Wednesday, September 21, 2011

Is Textual Criticism Really that Deomcratizing? And what's with all the variables?

In his essay The Textual Condition” Jerome McGann makes some really throught provoking claims about what constitutes a text which go beyond a consideration of origination or authorial intention and call for a return to what has always been right in front of us, the text itself. He posits that all interaction takes place within a material, physical dimension and that since the acts of reading and writing are communicative and epistemological exchanges we should examine them as they are.

The most interesting aspect of the article for me was when McGann introduced this idea of “variables” because I feel like it so succinctly characterized what post-structuralist thinkers fall all over themselves to articulate, which is this idea of the proliferation of meaning in any one text. On page 10 he writes of the differences in interpretation that arise in the consumption of any kind of text ,“These differences arise from variables that will be found on both sides of the textual transaction: in the texts themselves and in the readers of the texts...Every text has variants of itself screaming to get out, or antithetical texts screaming to make themselves known...Various readers and audiences are hidden in our texts, and the traces of their multiple presences are scripted at the most material levels.” We see this at work in the Introduction to Billy Budd with the various revisions Melville’s manuscript was subjected to and how the various editors were always missing something either purposely or accidentally.

McGann goes on a few pages later to talk about how studying the materiality of a text, a practice he calls “material hermeneutics”, offers a “more global and a more uniform view of texts and the process of textual production” (14).
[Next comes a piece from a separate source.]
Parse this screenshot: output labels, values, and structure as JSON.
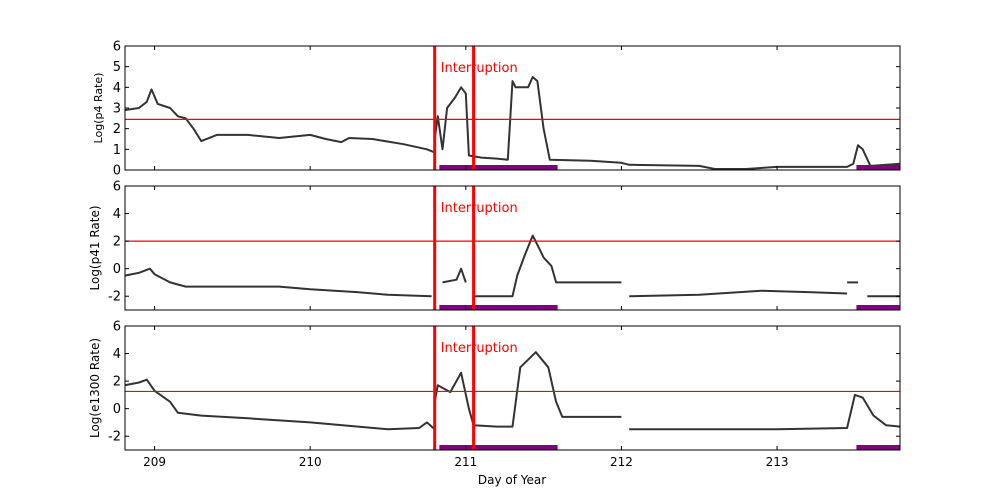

While I understand that with his turn to materiality he is trying to craft a more egalitarian approach to textual analysis, I don’t see how this can be so because I feel like what he is doing requires access to very privileged, archival information. I used to think literary theory was elitist until I realized it was presenting me with a range of tools with which to analyze perspectives and most importantly the contexts of those perspectives. I guess in a nutshell it has real political and cultural implications, implications which I’m failing to see in textual criticism. I’m sure I’m missing something, but this kind of criticism just seems tedious and almost anti-intellectual. Really looking forward to some clarification in our discussion tomorrow night!